Program-program sampah kota harus disesuaikan dengan
kondisi setempat agar berhasil, dan tidak mungkin dibuat sama dengan kota
lainnya. Terutama program-program di negara-negara berkembang seharusnya tidak
begitu saja mengikuti pola program yang telah berhasil dilakukan di negara-negara
maju, mengingat perbedaan kondisi-kondisi fisik, ekonomi, hukum dan budaya.

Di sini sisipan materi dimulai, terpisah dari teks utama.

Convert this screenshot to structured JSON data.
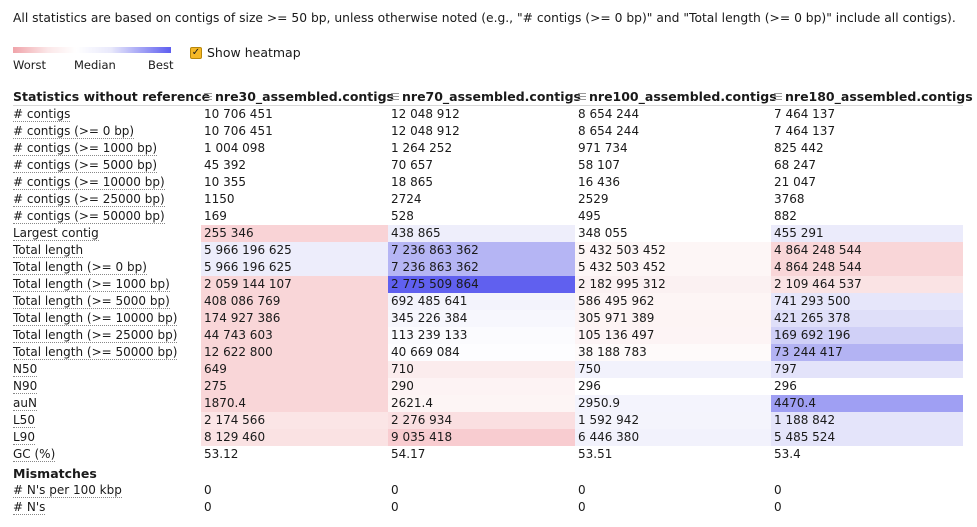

Khususnya sektor informal (tukang sampah atau pemulung) merupakan suatu
komponen penting dalam sistem penanganan sampah yang ada saat ini, dan
peningkatan kinerja mereka harus menjadi komponen utama dalam sistem penanganan
sampah di negara berkembang. Salah satu contoh sukses adalah zabbaleen di
Kairo, yang telah berhasil membuat suatu sistem pengumpulan dan daur-ulang
sampah yang mampu mengubah/memanfaatkan 85 persen sampah yang terkumpul dan
mempekerjakan 40,000 orang.
Secara umum, di negara Utara atau di negara Selatan,
sistem untuk penanganan sampah organik merupakan komponen-komponen terpenting
dari suatu sistem penanganan sampah kota. Sampah-sampah organik seharusnya dijadikan
kompos, vermi-kompos (pengomposan dengan cacing) atau dijadikan makanan ternak
untuk mengembalikan nutirisi-nutrisi yang ada ke tanah. Hal ini menjamin bahwa
bahan-bahan yang masih bisa didaur-ulang tidak terkontaminasi, yang juga
merupakan kunci ekonomis dari suatu alternatif pemanfaatan sampah. Daur-ulang
sampah menciptakan lebih banyak pekerjaan per ton sampah dibandingkan dengan
kegiatan lain, dan menghasilkan suatu aliran material yang dapat mensuplai
industri.
Daftar Pustaka
Santoso, Budi.
1999. Ilmu Lingkungan Industri.
Depok: Gunadarma.
Soeriatmadja,RE.(1981). Ilmu Lingkungan. Bandung: ITB
Soeriaatmadja,
R.E., 1989, Ilmu Lingkungan, Edisi
ke-IV, ITB, Bandung.
Tandjung, S.D., 1999, Pengantar Ilmu Lingkungan, Laboratorium Ekologi, Fakultas Biologi,
Universitas Gadjah Mada, Yogyakarta.